If you’re one of the over 43 million individuals with student loan debt in the United States, you’re probably looking for a way to pay if off faster. While there are some legitimate ways to do this, there are many factors to assess before deciding on any path. Should you refinance your student loans? The answer is entirely dependent on you.
What Does It Mean to Refinance Student Loans?
Refinancing is one of the most popular solutions for consumers to improve their relationship with debt. This is a standard procedure that’s done across the world for many different forms of loans.
But what is refinancing, and does it make sense for you? These are some of the common questions that are asked by borrowers who want to ensure they’re doing the right thing for their long-term financial health.
The basic idea behind refinancing is quite simple. It’s a process of replacing an old loan with a new one. Why would someone want to do this? Well, do you love every aspect about your loans? Probably not.
A student loan refinance can allow individuals to get more desirable interest rates and repayment terms on their debt. This can be extremely advantageous for consumers who have high-interest-rate loans that are bleeding their savings dry.
It’s important to note that a student loan refinance can only be done through a private lender. While loan consolidation can be done both privately and through the federal government, refinancing is exclusively a private affair. There are some pros and cons to this that you’ll want to carefully consider before going through with any decision.
Should You Refinance Your Student Loans?
The idea behind refinancing your student loans is that it can help you achieve a lower interest rate, change the repayment term, or even add or remove a co-signer. For most kinds of loans, it can make sense to refinance whenever you’re able to do so in a way that reduces your debt obligations over time. With student loans, however, there are a few additional variables that need to be factored into your calculations.
The most important difference between refinancing student loans and all other kinds of debt is the fact that the vast majority of student loans go though the federal government, while it’s only possible to refinance through a private lender. While there’s nothing wrong with private lenders, refinancing a federal loan to a private one can cause some unintended consequences.
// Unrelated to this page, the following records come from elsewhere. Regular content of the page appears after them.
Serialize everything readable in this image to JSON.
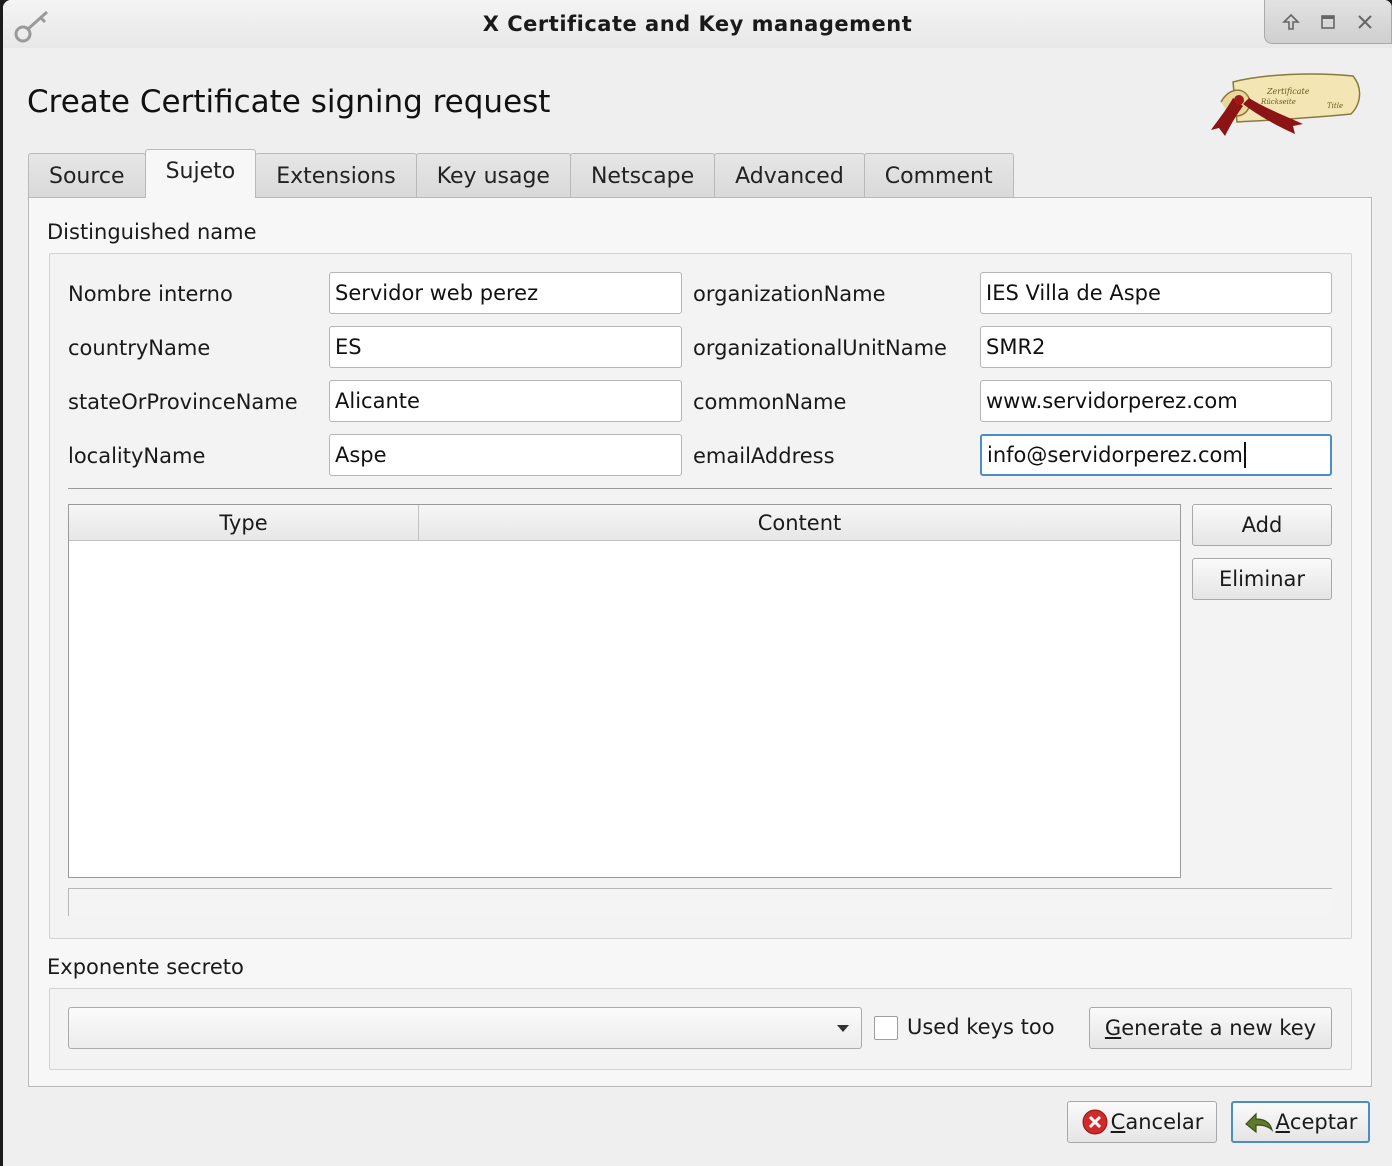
{
  "window": {
    "title": "X Certificate and Key management",
    "icon": "key-icon"
  },
  "header": {
    "title": "Create Certificate signing request",
    "logo": "certificate-scroll-logo"
  },
  "tabs": [
    {
      "label": "Source",
      "active": false
    },
    {
      "label": "Sujeto",
      "active": true
    },
    {
      "label": "Extensions",
      "active": false
    },
    {
      "label": "Key usage",
      "active": false
    },
    {
      "label": "Netscape",
      "active": false
    },
    {
      "label": "Advanced",
      "active": false
    },
    {
      "label": "Comment",
      "active": false
    }
  ],
  "distinguished_name": {
    "group_title": "Distinguished name",
    "fields": {
      "internal_name": {
        "label": "Nombre interno",
        "value": "Servidor web perez"
      },
      "country": {
        "label": "countryName",
        "value": "ES"
      },
      "state": {
        "label": "stateOrProvinceName",
        "value": "Alicante"
      },
      "locality": {
        "label": "localityName",
        "value": "Aspe"
      },
      "organization": {
        "label": "organizationName",
        "value": "IES Villa de Aspe"
      },
      "org_unit": {
        "label": "organizationalUnitName",
        "value": "SMR2"
      },
      "common_name": {
        "label": "commonName",
        "value": "www.servidorperez.com"
      },
      "email": {
        "label": "emailAddress",
        "value": "info@servidorperez.com"
      }
    },
    "table": {
      "columns": [
        "Type",
        "Content"
      ],
      "rows": []
    },
    "add_label": "Add",
    "remove_label": "Eliminar"
  },
  "private_key": {
    "group_title": "Exponente secreto",
    "selected": "",
    "used_keys_label": "Used keys too",
    "used_keys_checked": false,
    "generate_label_mnemonic": "G",
    "generate_label_rest": "enerate a new key"
  },
  "footer": {
    "cancel_mnemonic": "C",
    "cancel_rest": "ancelar",
    "ok_mnemonic": "A",
    "ok_rest": "ceptar"
  }
}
There are several benefits built into federal student loans that can make them an unusually attractive form of debt. Beyond many being subsidized, federal loans also have various repayment plan options for qualifying individuals—such as income-driven repayment. Furthermore, as most student loan borrowers are aware, interest and repayment on federal student loans has been paused since the start of the Coronavirus pandemic. This has been a huge benefit to millions of people. Those with private loans wouldn’t have been able to take advantage of this. The program, however, is scheduled to end May 1, 2022. Although, it has been extended before so this could in theory happen again.
At the same time, there are situations when refinancing student loans makes perfect sense—even if you have certain federal loans. Those with Direct PLUS loans can often benefit from the drastic reduction in interest rates, even if it means losing some federal benefits. If you have private student loans already, you shouldn’t think twice about refinancing them to a lower rate. This is free to do and can be done multiple times without penalty.
What’s the Best Way to Refinance Student Loans?
No one wants to spend their free time thinking about their debt. If you think refinancing your student loans is the right move, you probably want to find the best deal with as little effort as possible. You’re in luck because a company called Juno provides consumers just that service.
Instead of being a lender themselves, Juno takes in and evaluates lending offers from a large pool of financial companies. They then select only the best deals from this bunch and pass them on for consumers. This is a free service to use for consumers. And if you can find a better interest rate (you almost certainly won’t), Juno will match it.
There are several aspects that need to be considered before you refinance your student loans. Understanding the ins and outs of this process will help you make the best possible decision.